Additionally, we were told we need to make sure that the service is advertised in the right places so that as many people as possible know about it and can access it if they choose to.
Almost all users told us it was important to make the form available in different languages.
Whilst we don't currently support users for whom English is not their first language within the online service, all of our services use a simple writing style laid out in the NHS Digital Service Manual. Register with a GP surgery is already being tested with online translation tools to ensure people can easily use these tools within the service.
We also learned a lot about the content of our pages that was not related to the language it was written in, but the way that things were written and the phrases and terms that we used.
We learned that the service felt too transactional and that this was something they had experienced in other government and NHS services.
Some pages were felt to be overwhelming, with a lot of text to read. This could be particularly difficult for people who do not usually communicate in English or have difficulties with reading.
Terms such as ‘GP ’caused confusion for some users, who would not know what a GP was, and instead used the word ‘doctor’.
Another example was where we asked a question about someone’s ‘current home address’. Some people felt that this was strange wording to use, as lots of people do not have a home of their own and, even if they have an address to provide, it might not be a place that they would consider their home (for example, a shelter or a friend’s house).
We found that people were more likely to trust the service and use it if the text we used was simplified.

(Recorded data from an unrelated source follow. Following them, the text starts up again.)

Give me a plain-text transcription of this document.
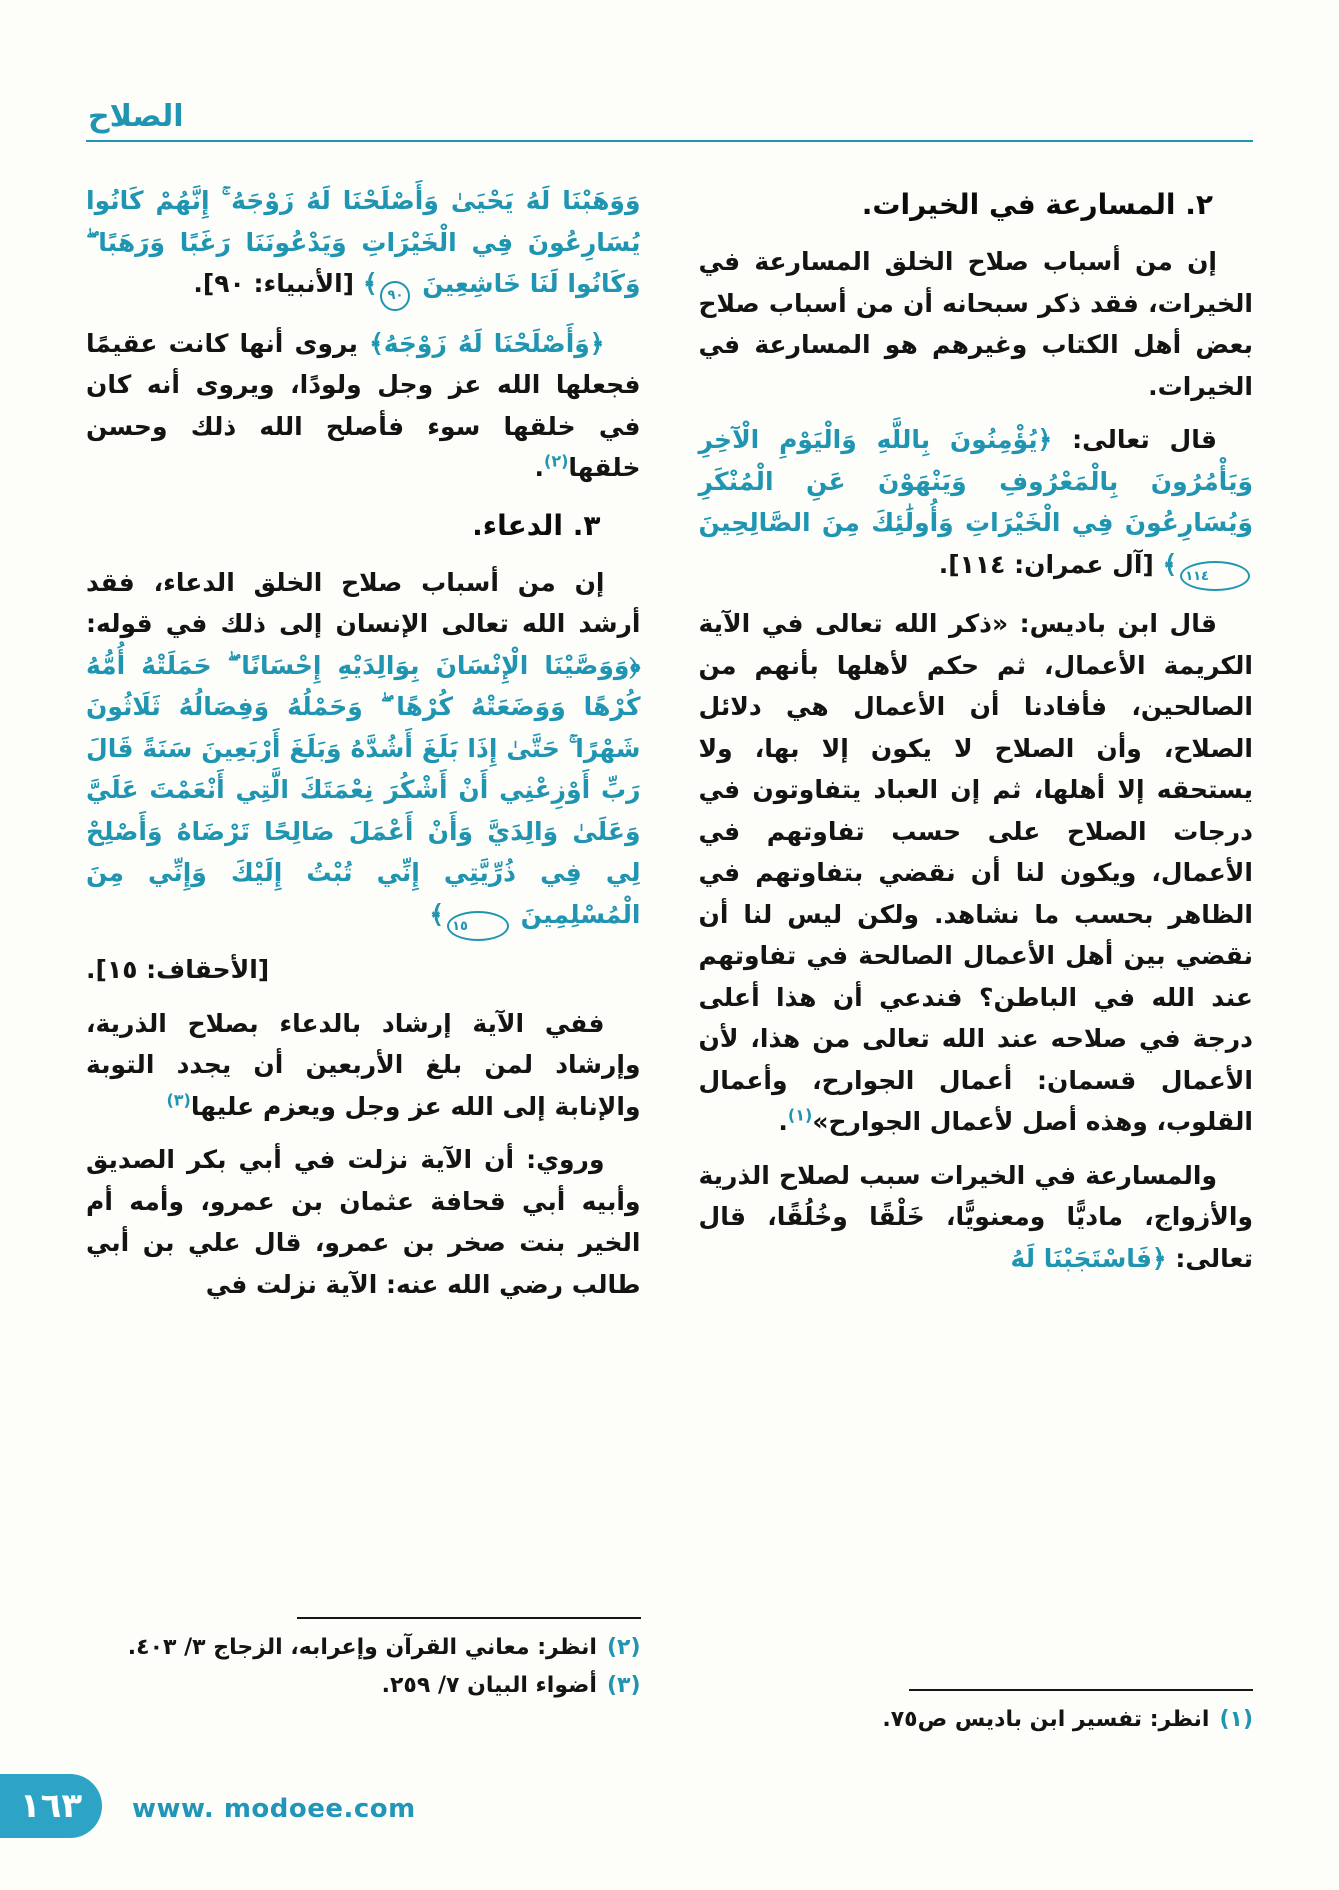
الصلاح
٢. المسارعة في الخيرات.

إن من أسباب صلاح الخلق المسارعة في الخيرات، فقد ذكر سبحانه أن من أسباب صلاح بعض أهل الكتاب وغيرهم هو المسارعة في الخيرات.

قال تعالى: ﴿يُؤْمِنُونَ بِاللَّهِ وَالْيَوْمِ الْآخِرِ وَيَأْمُرُونَ بِالْمَعْرُوفِ وَيَنْهَوْنَ عَنِ الْمُنْكَرِ وَيُسَارِعُونَ فِي الْخَيْرَاتِ وَأُولَٰئِكَ مِنَ الصَّالِحِينَ ١١٤﴾ [آل عمران: ١١٤].

قال ابن باديس: «ذكر الله تعالى في الآية الكريمة الأعمال، ثم حكم لأهلها بأنهم من الصالحين، فأفادنا أن الأعمال هي دلائل الصلاح، وأن الصلاح لا يكون إلا بها، ولا يستحقه إلا أهلها، ثم إن العباد يتفاوتون في درجات الصلاح على حسب تفاوتهم في الأعمال، ويكون لنا أن نقضي بتفاوتهم في الظاهر بحسب ما نشاهد. ولكن ليس لنا أن نقضي بين أهل الأعمال الصالحة في تفاوتهم عند الله في الباطن؟ فندعي أن هذا أعلى درجة في صلاحه عند الله تعالى من هذا، لأن الأعمال قسمان: أعمال الجوارح، وأعمال القلوب، وهذه أصل لأعمال الجوارح»$^{(١)}$.

والمسارعة في الخيرات سبب لصلاح الذرية والأزواج، ماديًّا ومعنويًّا، خَلْقًا وخُلُقًا، قال تعالى: ﴿فَاسْتَجَبْنَا لَهُ

(١)
انظر: تفسير ابن باديس ص٧٥.

وَوَهَبْنَا لَهُ يَحْيَىٰ وَأَصْلَحْنَا لَهُ زَوْجَهُ ۚ إِنَّهُمْ كَانُوا يُسَارِعُونَ فِي الْخَيْرَاتِ وَيَدْعُونَنَا رَغَبًا وَرَهَبًا ۖ وَكَانُوا لَنَا خَاشِعِينَ ٩٠﴾ [الأنبياء: ٩٠].

﴿وَأَصْلَحْنَا لَهُ زَوْجَهُ﴾ يروى أنها كانت عقيمًا فجعلها الله عز وجل ولودًا، ويروى أنه كان في خلقها سوء فأصلح الله ذلك وحسن خلقها$^{(٢)}$.

٣. الدعاء.

إن من أسباب صلاح الخلق الدعاء، فقد أرشد الله تعالى الإنسان إلى ذلك في قوله: ﴿وَوَصَّيْنَا الْإِنْسَانَ بِوَالِدَيْهِ إِحْسَانًا ۖ حَمَلَتْهُ أُمُّهُ كُرْهًا وَوَضَعَتْهُ كُرْهًا ۖ وَحَمْلُهُ وَفِصَالُهُ ثَلَاثُونَ شَهْرًا ۚ حَتَّىٰ إِذَا بَلَغَ أَشُدَّهُ وَبَلَغَ أَرْبَعِينَ سَنَةً قَالَ رَبِّ أَوْزِعْنِي أَنْ أَشْكُرَ نِعْمَتَكَ الَّتِي أَنْعَمْتَ عَلَيَّ وَعَلَىٰ وَالِدَيَّ وَأَنْ أَعْمَلَ صَالِحًا تَرْضَاهُ وَأَصْلِحْ لِي فِي ذُرِّيَّتِي إِنِّي تُبْتُ إِلَيْكَ وَإِنِّي مِنَ الْمُسْلِمِينَ ١٥﴾

[الأحقاف: ١٥].

ففي الآية إرشاد بالدعاء بصلاح الذرية، وإرشاد لمن بلغ الأربعين أن يجدد التوبة والإنابة إلى الله عز وجل ويعزم عليها$^{(٣)}$

وروي: أن الآية نزلت في أبي بكر الصديق وأبيه أبي قحافة عثمان بن عمرو، وأمه أم الخير بنت صخر بن عمرو، قال علي بن أبي طالب رضي الله عنه: الآية نزلت في

(٢)
انظر: معاني القرآن وإعرابه، الزجاج ٣/ ٤٠٣.
(٣)
أضواء البيان ٧/ ٢٥٩.
١٦٣ www. modoee.com
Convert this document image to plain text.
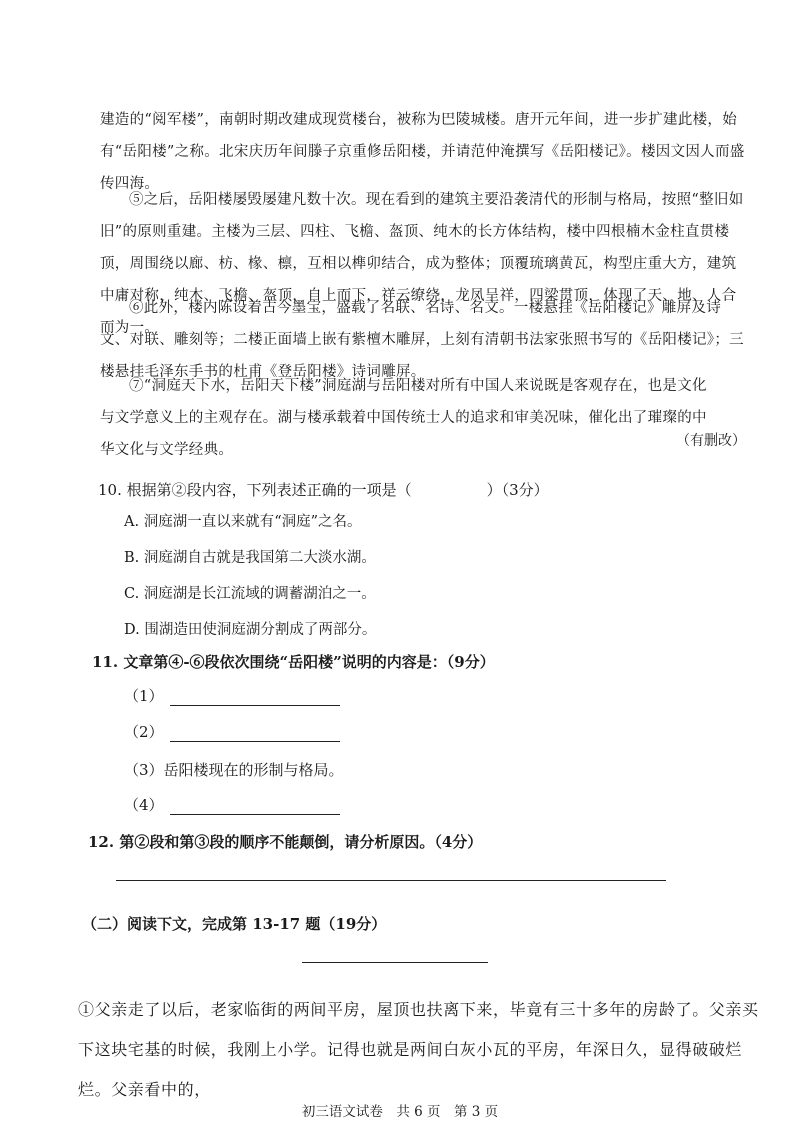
建造的“阅军楼”，南朝时期改建成现赏楼台，被称为巴陵城楼。唐开元年间，进一步扩建此楼，始有“岳阳楼”之称。北宋庆历年间滕子京重修岳阳楼，并请范仲淹撰写《岳阳楼记》。楼因文因人而盛传四海。

⑤之后，岳阳楼屡毁屡建凡数十次。现在看到的建筑主要沿袭清代的形制与格局，按照“整旧如旧”的原则重建。主楼为三层、四柱、飞檐、盔顶、纯木的长方体结构，楼中四根楠木金柱直贯楼顶，周围绕以廊、枋、椽、檩，互相以榫卯结合，成为整体；顶覆琉璃黄瓦，构型庄重大方，建筑中庸对称，纯木、飞檐、盔顶，自上而下，祥云缭绕，龙凤呈祥，四梁贯顶，体现了天、地、人合而为一。

⑥此外，楼内陈设着古今墨宝，盛载了名联、名诗、名文。一楼悬挂《岳阳楼记》雕屏及诗文、对联、雕刻等；二楼正面墙上嵌有紫檀木雕屏，上刻有清朝书法家张照书写的《岳阳楼记》；三楼悬挂毛泽东手书的杜甫《登岳阳楼》诗词雕屏。

⑦“洞庭天下水，岳阳天下楼”洞庭湖与岳阳楼对所有中国人来说既是客观存在，也是文化与文学意义上的主观存在。湖与楼承载着中国传统士人的追求和审美况味，催化出了璀璨的中华文化与文学经典。

（有删改）

10. 根据第②段内容，下列表述正确的一项是（　　　　　）（3分）

A. 洞庭湖一直以来就有“洞庭”之名。
B. 洞庭湖自古就是我国第二大淡水湖。
C. 洞庭湖是长江流域的调蓄湖泊之一。
D. 围湖造田使洞庭湖分割成了两部分。

11. 文章第④-⑥段依次围绕“岳阳楼”说明的内容是：（9分）

（1）
（2）
（3）岳阳楼现在的形制与格局。
（4）

12. 第②段和第③段的顺序不能颠倒，请分析原因。（4分）

（二）阅读下文，完成第 13-17 题（19分）

①父亲走了以后，老家临街的两间平房，屋顶也扶离下来，毕竟有三十多年的房龄了。父亲买下这块宅基的时候，我刚上小学。记得也就是两间白灰小瓦的平房，年深日久，显得破破烂烂。父亲看中的，

初三语文试卷　共 6 页　第 3 页
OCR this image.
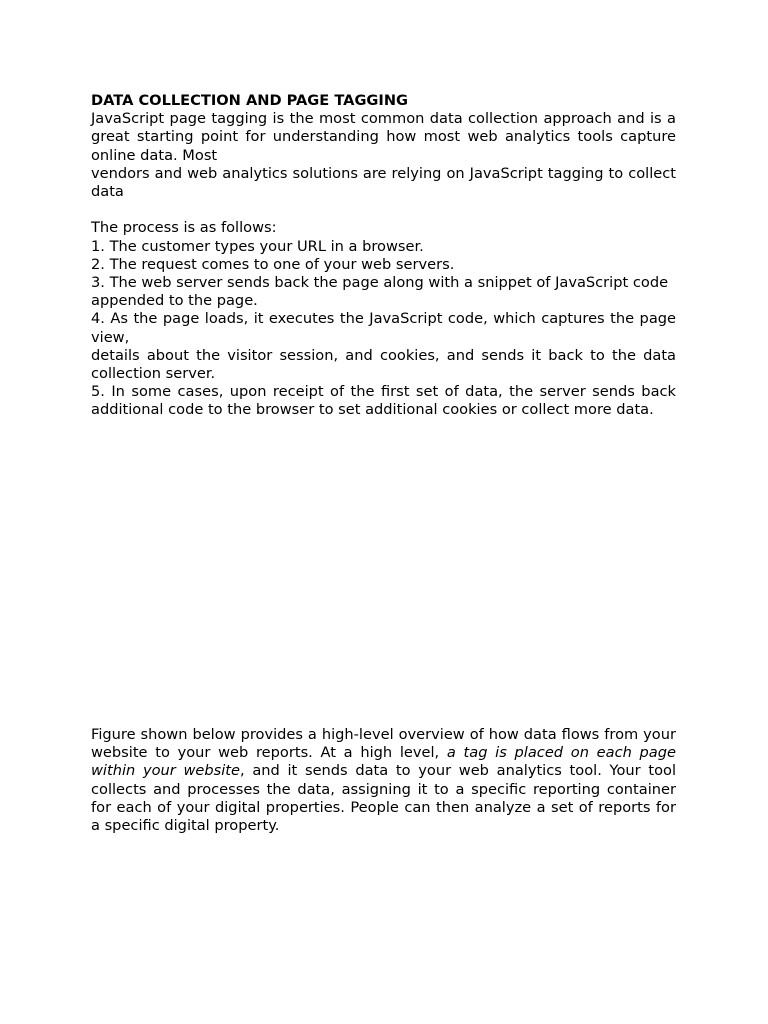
DATA COLLECTION AND PAGE TAGGING

JavaScript page tagging is the most common data collection approach and is a great starting point for understanding how most web analytics tools capture online data. Most

vendors and web analytics solutions are relying on JavaScript tagging to collect data

The process is as follows:

1. The customer types your URL in a browser.

2. The request comes to one of your web servers.

3. The web server sends back the page along with a snippet of JavaScript code

appended to the page.

4. As the page loads, it executes the JavaScript code, which captures the page view,

details about the visitor session, and cookies, and sends it back to the data collection server.

5. In some cases, upon receipt of the first set of data, the server sends back additional code to the browser to set additional cookies or collect more data.

Figure shown below provides a high-level overview of how data flows from your website to your web reports. At a high level, a tag is placed on each page within your website, and it sends data to your web analytics tool. Your tool collects and processes the data, assigning it to a specific reporting container for each of your digital properties. People can then analyze a set of reports for a specific digital property.
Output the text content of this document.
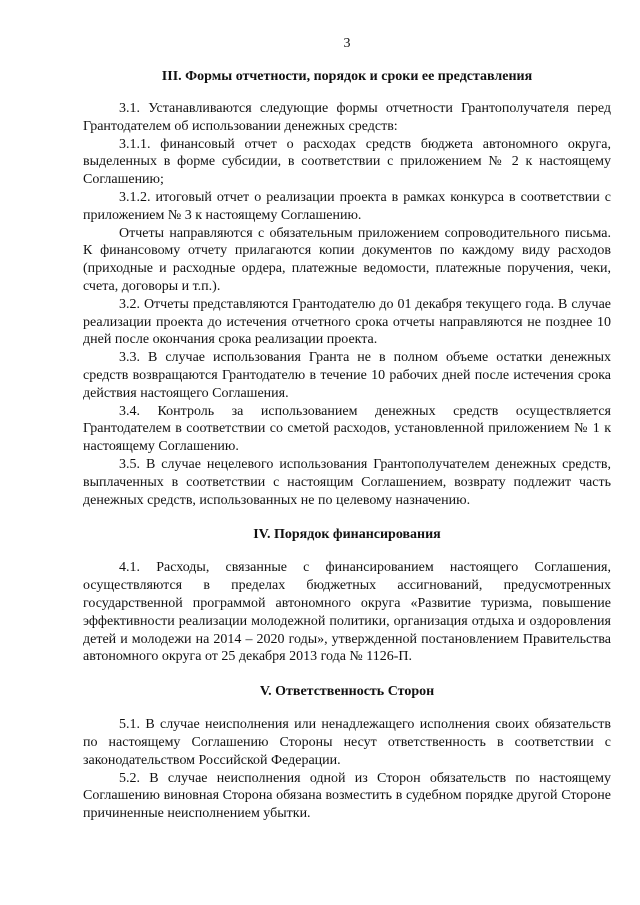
3
III. Формы отчетности, порядок и сроки ее представления

3.1. Устанавливаются следующие формы отчетности Грантополучателя перед Грантодателем об использовании денежных средств:

3.1.1. финансовый отчет о расходах средств бюджета автономного округа, выделенных в форме субсидии, в соответствии с приложением № 2 к настоящему Соглашению;

3.1.2. итоговый отчет о реализации проекта в рамках конкурса в соответствии с приложением № 3 к настоящему Соглашению.

Отчеты направляются с обязательным приложением сопроводительного письма. К финансовому отчету прилагаются копии документов по каждому виду расходов (приходные и расходные ордера, платежные ведомости, платежные поручения, чеки, счета, договоры и т.п.).

3.2. Отчеты представляются Грантодателю до 01 декабря текущего года. В случае реализации проекта до истечения отчетного срока отчеты направляются не позднее 10 дней после окончания срока реализации проекта.

3.3. В случае использования Гранта не в полном объеме остатки денежных средств возвращаются Грантодателю в течение 10 рабочих дней после истечения срока действия настоящего Соглашения.

3.4. Контроль за использованием денежных средств осуществляется Грантодателем в соответствии со сметой расходов, установленной приложением № 1 к настоящему Соглашению.

3.5. В случае нецелевого использования Грантополучателем денежных средств, выплаченных в соответствии с настоящим Соглашением, возврату подлежит часть денежных средств, использованных не по целевому назначению.

IV. Порядок финансирования

4.1. Расходы, связанные с финансированием настоящего Соглашения, осуществляются в пределах бюджетных ассигнований, предусмотренных государственной программой автономного округа «Развитие туризма, повышение эффективности реализации молодежной политики, организация отдыха и оздоровления детей и молодежи на 2014 – 2020 годы», утвержденной постановлением Правительства автономного округа от 25 декабря 2013 года № 1126-П.

V. Ответственность Сторон

5.1. В случае неисполнения или ненадлежащего исполнения своих обязательств по настоящему Соглашению Стороны несут ответственность в соответствии с законодательством Российской Федерации.

5.2. В случае неисполнения одной из Сторон обязательств по настоящему Соглашению виновная Сторона обязана возместить в судебном порядке другой Стороне причиненные неисполнением убытки.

We were told that some pages were not always written in the warmest way, which could put people off continuing with the service. To change this, the content team have changed elements of the content – for example, asking questions more directly: “Do you need an language interpreter” or “Which language do you need an interpreter for?”
Whenever a service asks a question, it needs to be clear about why that information is needed.
- Why does it need to know this personal information about me?
- What is the intent of this question?
- What is it going to be used for?
- Why should I trust the NHS to have and keep this information about me?
The team did several content reviews around the question set to make sure that the service only asks what it absolutely must for a registration. In response, a feature was designed into the service to explain why information was being sought.
The user can see why a particular question is being asked using a ‘Why are you asking this?’ drop-down option.